I started this weight-loss program about the middle of March. We are now almost to the middle of May, and things are going extraordinarily well. Amazingly well. I don’t know what is so different about this attempt at weight loss, compared to all the other attempts I have made over the last 11 years, but I am not complaining.
And I am still trying to finish the A-Z Blogging Challenge, which all my organized and disciplined blogging friends finished a week ago, on time. I think I am going to concede and say this blogging challenge has beat me. Maybe I will clump X-Y-Z into one post and be done with it. It kind of seems like the loser’s way out, but what the heck.
But I digress. Back to the real subject for this post.
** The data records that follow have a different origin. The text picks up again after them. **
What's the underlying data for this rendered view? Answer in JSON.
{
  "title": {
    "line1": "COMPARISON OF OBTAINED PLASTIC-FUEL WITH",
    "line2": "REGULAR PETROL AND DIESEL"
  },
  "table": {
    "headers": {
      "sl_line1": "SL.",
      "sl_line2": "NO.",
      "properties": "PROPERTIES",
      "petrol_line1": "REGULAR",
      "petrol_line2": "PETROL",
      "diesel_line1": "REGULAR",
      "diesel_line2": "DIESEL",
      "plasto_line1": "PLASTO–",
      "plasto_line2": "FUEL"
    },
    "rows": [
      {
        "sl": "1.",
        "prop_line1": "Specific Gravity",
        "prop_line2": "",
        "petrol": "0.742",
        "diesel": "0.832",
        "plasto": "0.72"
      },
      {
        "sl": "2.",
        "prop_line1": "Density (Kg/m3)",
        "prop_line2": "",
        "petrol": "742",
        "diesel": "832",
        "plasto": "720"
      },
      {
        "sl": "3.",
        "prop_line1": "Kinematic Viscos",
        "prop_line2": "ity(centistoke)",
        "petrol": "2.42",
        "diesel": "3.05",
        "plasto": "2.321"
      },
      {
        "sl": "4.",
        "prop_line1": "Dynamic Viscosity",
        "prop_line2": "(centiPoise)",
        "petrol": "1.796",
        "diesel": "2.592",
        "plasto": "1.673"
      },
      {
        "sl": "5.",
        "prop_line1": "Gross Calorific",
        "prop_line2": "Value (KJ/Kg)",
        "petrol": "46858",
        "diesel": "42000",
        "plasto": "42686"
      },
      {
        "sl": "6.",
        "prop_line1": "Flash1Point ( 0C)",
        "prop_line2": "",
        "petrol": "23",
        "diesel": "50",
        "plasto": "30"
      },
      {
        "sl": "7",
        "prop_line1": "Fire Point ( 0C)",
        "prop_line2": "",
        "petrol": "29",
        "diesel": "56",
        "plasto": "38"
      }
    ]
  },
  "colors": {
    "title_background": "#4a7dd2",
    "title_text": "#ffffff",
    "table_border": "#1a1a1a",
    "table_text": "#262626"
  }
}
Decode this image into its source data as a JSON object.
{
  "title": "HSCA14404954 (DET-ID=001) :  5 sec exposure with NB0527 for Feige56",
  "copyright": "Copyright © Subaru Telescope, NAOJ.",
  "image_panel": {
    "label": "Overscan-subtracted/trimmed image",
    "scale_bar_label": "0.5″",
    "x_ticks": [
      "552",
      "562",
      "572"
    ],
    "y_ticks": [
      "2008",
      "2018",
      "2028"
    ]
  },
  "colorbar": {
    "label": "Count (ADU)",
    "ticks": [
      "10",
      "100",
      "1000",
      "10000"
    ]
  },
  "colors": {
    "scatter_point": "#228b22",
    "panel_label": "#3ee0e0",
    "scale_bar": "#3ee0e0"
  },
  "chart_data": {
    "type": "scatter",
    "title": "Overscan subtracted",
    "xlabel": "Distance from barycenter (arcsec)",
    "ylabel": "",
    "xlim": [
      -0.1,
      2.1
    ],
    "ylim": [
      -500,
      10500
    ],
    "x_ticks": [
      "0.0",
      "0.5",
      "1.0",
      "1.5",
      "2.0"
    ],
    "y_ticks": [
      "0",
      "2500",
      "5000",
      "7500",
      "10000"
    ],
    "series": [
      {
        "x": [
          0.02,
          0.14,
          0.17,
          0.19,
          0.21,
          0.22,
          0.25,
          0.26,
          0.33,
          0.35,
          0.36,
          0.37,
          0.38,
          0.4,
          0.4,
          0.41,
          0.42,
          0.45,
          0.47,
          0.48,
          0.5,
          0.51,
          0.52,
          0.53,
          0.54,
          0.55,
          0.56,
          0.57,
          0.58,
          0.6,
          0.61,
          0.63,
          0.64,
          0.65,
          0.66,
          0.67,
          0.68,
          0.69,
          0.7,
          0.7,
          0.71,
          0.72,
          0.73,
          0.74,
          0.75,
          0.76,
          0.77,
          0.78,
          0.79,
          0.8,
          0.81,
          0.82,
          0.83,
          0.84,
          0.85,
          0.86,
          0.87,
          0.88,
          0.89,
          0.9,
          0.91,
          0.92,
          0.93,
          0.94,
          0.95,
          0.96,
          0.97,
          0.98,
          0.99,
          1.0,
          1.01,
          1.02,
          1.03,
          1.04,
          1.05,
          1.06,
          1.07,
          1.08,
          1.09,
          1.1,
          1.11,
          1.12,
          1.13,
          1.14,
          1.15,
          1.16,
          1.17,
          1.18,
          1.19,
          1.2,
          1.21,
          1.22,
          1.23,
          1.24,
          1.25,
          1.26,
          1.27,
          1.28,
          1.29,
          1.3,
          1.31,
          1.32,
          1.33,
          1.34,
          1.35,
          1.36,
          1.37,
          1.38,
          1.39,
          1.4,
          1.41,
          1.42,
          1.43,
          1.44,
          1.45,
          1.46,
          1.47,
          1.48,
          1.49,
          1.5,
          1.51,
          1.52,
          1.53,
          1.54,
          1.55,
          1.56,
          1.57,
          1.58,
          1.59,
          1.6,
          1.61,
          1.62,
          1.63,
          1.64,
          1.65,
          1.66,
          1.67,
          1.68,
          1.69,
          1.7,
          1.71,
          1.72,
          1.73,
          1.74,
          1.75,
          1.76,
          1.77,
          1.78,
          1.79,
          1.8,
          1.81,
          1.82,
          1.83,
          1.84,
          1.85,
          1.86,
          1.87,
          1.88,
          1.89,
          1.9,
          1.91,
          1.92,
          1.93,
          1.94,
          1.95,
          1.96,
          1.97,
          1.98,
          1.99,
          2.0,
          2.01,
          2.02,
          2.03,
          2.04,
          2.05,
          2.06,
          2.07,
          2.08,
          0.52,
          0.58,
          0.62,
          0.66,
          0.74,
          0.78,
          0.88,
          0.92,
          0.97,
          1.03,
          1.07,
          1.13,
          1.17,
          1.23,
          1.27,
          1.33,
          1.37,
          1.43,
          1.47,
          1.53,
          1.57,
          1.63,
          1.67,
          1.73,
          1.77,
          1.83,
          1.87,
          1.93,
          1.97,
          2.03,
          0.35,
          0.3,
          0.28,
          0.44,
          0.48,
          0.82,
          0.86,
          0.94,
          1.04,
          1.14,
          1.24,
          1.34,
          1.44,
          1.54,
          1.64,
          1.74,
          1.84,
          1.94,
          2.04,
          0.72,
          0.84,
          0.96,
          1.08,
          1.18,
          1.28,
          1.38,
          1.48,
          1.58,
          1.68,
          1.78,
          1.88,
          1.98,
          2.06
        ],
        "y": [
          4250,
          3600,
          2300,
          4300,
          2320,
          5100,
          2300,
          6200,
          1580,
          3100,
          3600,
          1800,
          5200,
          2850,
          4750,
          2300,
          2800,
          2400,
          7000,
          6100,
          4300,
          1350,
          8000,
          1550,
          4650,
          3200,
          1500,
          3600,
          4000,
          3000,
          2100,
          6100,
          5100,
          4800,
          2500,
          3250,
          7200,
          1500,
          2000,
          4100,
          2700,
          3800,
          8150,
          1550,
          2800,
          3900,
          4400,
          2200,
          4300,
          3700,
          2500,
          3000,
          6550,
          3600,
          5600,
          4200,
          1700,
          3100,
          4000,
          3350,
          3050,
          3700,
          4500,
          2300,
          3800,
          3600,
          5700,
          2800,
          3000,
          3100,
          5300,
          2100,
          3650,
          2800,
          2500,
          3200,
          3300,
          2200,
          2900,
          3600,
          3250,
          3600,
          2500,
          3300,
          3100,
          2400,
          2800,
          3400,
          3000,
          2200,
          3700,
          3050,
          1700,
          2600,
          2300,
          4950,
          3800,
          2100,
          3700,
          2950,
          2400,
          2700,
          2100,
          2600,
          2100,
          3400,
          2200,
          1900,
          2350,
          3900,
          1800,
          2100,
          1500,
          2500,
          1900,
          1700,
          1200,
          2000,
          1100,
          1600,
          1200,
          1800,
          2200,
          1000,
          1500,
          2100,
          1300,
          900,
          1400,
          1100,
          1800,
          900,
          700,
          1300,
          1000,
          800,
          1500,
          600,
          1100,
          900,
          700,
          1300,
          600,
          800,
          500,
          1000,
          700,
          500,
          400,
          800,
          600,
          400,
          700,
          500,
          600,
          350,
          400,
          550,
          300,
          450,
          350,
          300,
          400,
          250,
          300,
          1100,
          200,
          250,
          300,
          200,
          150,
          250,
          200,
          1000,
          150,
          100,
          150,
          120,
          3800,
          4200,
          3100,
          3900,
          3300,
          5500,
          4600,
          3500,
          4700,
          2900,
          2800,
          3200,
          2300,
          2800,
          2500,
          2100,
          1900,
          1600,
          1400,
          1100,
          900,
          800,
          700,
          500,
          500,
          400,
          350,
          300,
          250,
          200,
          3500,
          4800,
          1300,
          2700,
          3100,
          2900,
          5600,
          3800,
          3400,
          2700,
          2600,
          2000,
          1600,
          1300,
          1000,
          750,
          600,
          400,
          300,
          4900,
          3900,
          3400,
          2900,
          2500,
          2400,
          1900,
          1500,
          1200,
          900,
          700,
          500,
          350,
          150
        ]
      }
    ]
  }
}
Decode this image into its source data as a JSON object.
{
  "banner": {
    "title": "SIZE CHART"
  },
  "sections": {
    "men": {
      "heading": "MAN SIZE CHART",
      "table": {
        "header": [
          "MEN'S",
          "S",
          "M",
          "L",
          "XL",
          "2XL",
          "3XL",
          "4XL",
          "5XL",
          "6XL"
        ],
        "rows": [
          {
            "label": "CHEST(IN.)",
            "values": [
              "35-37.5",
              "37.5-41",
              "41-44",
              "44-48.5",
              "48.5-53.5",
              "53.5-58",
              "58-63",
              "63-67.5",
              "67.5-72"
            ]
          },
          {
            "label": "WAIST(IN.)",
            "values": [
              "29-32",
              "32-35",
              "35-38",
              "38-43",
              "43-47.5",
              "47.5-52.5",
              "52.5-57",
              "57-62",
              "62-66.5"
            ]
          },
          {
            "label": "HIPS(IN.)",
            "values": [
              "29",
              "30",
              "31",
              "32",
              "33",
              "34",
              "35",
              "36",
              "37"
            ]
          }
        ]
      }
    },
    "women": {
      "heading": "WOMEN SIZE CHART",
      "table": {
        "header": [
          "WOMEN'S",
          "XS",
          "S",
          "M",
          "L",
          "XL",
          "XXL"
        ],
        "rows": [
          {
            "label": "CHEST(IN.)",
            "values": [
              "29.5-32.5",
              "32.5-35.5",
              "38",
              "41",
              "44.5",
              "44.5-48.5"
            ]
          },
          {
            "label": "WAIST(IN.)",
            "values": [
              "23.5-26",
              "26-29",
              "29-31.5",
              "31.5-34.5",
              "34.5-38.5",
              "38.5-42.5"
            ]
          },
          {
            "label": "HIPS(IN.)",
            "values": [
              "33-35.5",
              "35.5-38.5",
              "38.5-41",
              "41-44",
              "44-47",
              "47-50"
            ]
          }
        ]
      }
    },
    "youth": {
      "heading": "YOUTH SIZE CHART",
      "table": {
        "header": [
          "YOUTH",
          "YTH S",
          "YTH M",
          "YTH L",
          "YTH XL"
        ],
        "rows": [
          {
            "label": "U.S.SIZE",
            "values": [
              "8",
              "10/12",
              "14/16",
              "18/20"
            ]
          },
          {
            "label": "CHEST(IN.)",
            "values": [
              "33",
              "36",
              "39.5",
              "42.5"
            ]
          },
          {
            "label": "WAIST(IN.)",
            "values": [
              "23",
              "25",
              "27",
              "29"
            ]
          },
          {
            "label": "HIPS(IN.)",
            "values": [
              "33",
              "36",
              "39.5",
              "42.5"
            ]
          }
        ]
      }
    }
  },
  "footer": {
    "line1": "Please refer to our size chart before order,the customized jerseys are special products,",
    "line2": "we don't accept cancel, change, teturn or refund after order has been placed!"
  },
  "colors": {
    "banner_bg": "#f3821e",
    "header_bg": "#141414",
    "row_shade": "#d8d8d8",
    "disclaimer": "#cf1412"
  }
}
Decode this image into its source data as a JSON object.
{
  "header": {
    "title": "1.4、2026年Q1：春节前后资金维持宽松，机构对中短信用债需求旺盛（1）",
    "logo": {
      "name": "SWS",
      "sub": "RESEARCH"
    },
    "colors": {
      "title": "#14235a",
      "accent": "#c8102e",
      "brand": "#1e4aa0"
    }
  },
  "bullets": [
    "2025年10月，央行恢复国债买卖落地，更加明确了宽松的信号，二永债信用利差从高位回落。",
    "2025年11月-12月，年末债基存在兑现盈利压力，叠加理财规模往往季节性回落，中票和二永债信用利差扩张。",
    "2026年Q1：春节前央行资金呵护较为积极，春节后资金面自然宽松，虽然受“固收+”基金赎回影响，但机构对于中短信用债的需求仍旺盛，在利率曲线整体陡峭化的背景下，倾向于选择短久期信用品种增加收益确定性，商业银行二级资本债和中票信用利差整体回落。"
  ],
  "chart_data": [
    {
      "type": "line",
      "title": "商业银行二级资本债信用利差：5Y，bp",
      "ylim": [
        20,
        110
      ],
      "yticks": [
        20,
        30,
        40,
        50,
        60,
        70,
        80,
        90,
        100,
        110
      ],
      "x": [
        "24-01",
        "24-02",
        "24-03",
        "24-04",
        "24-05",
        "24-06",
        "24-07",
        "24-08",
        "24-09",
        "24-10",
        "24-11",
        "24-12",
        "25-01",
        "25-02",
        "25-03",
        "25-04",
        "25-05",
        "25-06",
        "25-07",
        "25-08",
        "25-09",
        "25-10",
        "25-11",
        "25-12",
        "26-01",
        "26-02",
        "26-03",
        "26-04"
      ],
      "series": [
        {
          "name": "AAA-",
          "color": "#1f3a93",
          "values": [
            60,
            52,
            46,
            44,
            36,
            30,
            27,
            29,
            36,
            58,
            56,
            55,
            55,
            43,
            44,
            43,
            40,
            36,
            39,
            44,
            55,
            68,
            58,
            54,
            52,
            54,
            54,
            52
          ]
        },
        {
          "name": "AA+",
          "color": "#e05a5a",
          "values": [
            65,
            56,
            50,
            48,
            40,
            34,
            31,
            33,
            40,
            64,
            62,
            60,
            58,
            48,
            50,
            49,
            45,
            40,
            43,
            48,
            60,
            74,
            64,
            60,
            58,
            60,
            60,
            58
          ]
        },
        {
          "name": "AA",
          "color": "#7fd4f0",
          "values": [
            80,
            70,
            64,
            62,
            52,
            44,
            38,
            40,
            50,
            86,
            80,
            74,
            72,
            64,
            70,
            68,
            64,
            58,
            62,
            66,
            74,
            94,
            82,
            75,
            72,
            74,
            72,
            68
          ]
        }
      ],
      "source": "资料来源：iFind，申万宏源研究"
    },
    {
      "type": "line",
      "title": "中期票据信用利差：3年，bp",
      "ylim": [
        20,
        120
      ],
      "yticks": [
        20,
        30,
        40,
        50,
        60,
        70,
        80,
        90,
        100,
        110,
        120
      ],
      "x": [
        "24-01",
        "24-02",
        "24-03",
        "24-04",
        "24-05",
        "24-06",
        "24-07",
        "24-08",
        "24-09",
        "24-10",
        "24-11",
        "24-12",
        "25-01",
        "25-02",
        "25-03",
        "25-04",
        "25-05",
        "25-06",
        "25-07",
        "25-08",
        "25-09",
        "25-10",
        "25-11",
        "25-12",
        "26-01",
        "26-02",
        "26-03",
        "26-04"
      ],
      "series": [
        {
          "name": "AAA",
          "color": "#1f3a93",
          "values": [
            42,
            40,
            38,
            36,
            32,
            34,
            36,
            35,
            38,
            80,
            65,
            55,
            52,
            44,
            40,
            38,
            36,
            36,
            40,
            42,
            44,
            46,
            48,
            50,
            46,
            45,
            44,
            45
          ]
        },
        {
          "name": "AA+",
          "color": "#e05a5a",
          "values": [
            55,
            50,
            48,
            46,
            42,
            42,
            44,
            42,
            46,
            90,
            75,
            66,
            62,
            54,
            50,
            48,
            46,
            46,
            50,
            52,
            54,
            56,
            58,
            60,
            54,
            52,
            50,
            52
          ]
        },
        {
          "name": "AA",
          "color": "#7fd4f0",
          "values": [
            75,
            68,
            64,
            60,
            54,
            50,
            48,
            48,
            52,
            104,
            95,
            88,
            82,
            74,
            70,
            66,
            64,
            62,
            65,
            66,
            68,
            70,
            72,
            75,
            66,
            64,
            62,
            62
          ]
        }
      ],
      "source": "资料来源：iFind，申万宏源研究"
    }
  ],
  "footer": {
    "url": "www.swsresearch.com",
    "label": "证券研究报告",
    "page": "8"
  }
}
Here is the thing I find a bit curious – absolutely no one has noticed that I have lost 22 pounds, or about 6 inches off my stomach. Not even my family. Granted, I had a lot of weight to lose, and I am pretty tall, so a couple of pounds off of my frame isn’t going to be as noticeable as a couple of pounds off of a 5’3” person.
And I know I am losing weight for me, and for my health, but even so, a complement or two, would be nice positive reinforcement. And I know I shouldn’t require external reinforcement, I should be happy with what the scale says, and the way my clothes are fitting and the way I feel, but there you are. And I am not fishing for complements, but what the heck, 88 sticks of margarine even off my frame must be slightly noticeable.
My boys say I need to start weight-training, to strengthen my core, and tone everything up. I definitely have more muscle now that I have been swimming, but perhaps they are right. So, I am scheduled to meet my son at the gym, for a personal training session this week. I told him I didn’t want to spend hours and hours in the gym, like they do. I just need a quick routine that I can bang out in a short amount of time, at least 2-3 times a week. My oldest says that is doable.
I can’t find any information about why an individual’s weight-loss is not noticeable to others around them for months. All I found was forum boards, where people in the midst of a weight-loss program are asking the very same question.
Oh well, I will just keep plugging along because in reality, I am doing this for myself, and no one else. I feel the difference, it is as if I have finally dumped off a 20-pound bag of dog food after carrying it in from the car. It’s such a relief. And that, in reality, that should be all the gratification I need.
Categories: A to Z Challenge, Blogging, Healthy Living, Weight-loss Journey
Congratulations. That’s excellent.
Awesome! Maybe your clothes are too baggy and no one can see that new slim figure. Time to so down a size or two and show off those new curves.
Way to go! I’ve read before that people shouldn’t say anything about someone’s weight loss because it might come across as saying they didn’t look before. Or something like that. Maybe that’s it, people are afraid to say anything?
Could be, just like I never ask a lady if she is pregnant, or when she is due. I have had people ask me that, and I say no I’m not pregnant, I am just fat.
I lost almost fifty pounds and one of my family member’s responses was that she didn’t realize I was that big. And I had to TELL her that I lost the weight, like the rest of them, lol. Not a one notices.
Yeah, but I’m kind of used to being invisible to them anyway.